Neradas

Compartir neros. Istmos de complicidad entre amigos que definen situaciones o personas según el momento.
Todo vale para esta palabra que no está en el diccionario.

J.E.

jueves, 5 de junio de 2008

El profesor


Empezaba a faltarnos algo, no sabíamos qué. Quizá tiempo. Pero no sabíamos. Me acerqué a conocer su realidad, esa otra realidad que él tenía a parte de la nuestra, esa que compartíamos día tras día pero sólo a determinadas horas.
Entramos en el colegio y aquel olor intenso a libros, plastelina, lápices, gomas y pupitres me atrapó en el pasado. Lo acompañé escaleras arriba y después de saludar a dos o tres profesoras que me presentó apresuradamente, casi por obligación, entré en su clase. Se movía con desparpajo por aquellos pasillos llenos de luz y de infancia, de infancia perdida para mí y que él recuperaba a cada paso que daba.

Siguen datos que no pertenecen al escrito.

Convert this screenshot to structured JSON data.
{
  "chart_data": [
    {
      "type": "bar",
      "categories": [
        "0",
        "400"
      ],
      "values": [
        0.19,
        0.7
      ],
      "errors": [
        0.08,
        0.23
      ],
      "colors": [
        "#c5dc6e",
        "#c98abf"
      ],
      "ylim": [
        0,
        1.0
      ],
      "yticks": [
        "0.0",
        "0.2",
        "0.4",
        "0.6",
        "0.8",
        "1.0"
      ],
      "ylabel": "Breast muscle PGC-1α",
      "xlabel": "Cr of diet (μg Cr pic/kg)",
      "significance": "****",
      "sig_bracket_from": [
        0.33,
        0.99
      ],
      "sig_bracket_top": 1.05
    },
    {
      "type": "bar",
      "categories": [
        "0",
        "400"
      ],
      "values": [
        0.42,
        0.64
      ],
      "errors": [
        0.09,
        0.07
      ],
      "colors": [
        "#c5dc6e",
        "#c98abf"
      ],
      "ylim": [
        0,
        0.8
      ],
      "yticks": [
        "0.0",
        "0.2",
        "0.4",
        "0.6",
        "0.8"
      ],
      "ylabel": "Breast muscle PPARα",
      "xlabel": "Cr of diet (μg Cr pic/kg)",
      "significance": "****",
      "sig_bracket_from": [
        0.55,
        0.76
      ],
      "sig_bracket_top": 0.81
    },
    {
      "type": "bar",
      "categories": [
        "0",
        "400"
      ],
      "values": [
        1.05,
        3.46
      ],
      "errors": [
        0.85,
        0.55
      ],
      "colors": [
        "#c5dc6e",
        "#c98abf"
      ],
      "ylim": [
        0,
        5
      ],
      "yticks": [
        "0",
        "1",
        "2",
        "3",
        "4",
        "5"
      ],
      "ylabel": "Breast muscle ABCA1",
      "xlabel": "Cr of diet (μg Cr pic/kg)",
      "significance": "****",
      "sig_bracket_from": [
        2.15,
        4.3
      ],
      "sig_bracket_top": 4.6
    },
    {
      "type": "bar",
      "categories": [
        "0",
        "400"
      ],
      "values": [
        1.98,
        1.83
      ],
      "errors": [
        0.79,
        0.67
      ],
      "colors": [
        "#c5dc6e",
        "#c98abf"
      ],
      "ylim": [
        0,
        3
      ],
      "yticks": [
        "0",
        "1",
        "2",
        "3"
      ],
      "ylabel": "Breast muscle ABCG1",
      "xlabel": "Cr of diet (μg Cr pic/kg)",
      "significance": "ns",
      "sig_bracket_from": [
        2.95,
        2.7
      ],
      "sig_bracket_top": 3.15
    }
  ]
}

Y tuve celos, celos porque yo ya no pertenecía a ese mundo, porque no pertenecía a su mundo, aunque parte de su mundo fuera yo.
Los niños lo miraban con cariño y admiración, se notaba que era importante para ellos. Y después de tantas y tantas dudas supe, en ese momento, que era el profesor que siempre hubiese querido tener aunque me hubiese llegado en plena madurez, el profesor del que tantas veces me había enamorado a lo largo de mi vida sin saber que era él. Tan cerca y tan lejos, ahora iba a dar una clase para mí y para los cinco niños que tenía asignados. El resto, la gran mayoría, se amontonaban en clase de religión. Él daba la alternativa. Educación para la ciudadanía, esa asignatura fantasma que casi nadie entiende para qué sirve, ese concepto en el que caben tantas cosas y tan fácil de vaciar según como se mire y quien lo mire.
Él, mi profesor, su profesor, ahora entusiasmado con la interculturalidad, preguntaba a los niños y me miraba de reojo con ternura infantil, con el amor del niño que no había dejado de ser. Encendió el pequeño televisor analógico que le habían dejado como todo material para sus clases y lo trasladó al centro del aula. Colocó el DVD que había traído de casa y puso una película de problemática social. Después comentó con rigor su contenido, y lo amé otra vez como la primera vez, lo amé mientras hablaba, lo amé más que nunca porque hablaba mi idioma, porque fuera de nuestra burbuja particular compartía mis inquietudes más internas. Lo admiré y lo reconocí. A continuación les hablé yo del universo de los libros y del mundo encantado de las palabras y de esa otra vida que tienen las cosas. Y él se reconoció en mí.
Al terminar la clase algo de aquella magia también terminó, salimos y recorrimos a la inversa los pasillos antes entrañables y ahora oscuros.
Volvimos a nuestra realidad de café, libros y sexo. Eso era lo único que teníamos y lo único que habíamos querido tener, sin embargo, ahora... Ahora ya no sabíamos si subir o bajar de la nave espacial que gravitaba en el único universo que nos pertenecía. Subíamos y bajábamos en las distintas galaxias, pero no encontrábamos dónde y en qué lugar quedarnos. Éramos Vulcano y Ceres. Dos miniplanetas, dos planetas enanos perdidos y no reconocidos.
Creímos que nos faltaba el tiempo y el tiempo fue quien nos destruyó. Lo despidieron. Él quiso más de mí. Su tiempo invadió mi tiempo. El niño perdido creció de repente y yo me encontré con la niña que había perdido. Se rompieron nuestras realidades cotidianas y el planeta tierra nos engulló en su gravedad.
J.E.

2 comentarios:

Txau dijo...

me gustado mucho leerlo, y tampoco hay un mal final, pienso.

Neradas dijo...

Gracias. No es mal final, no. La gravedad es lo que tiene, te hace poner los pies en tierra.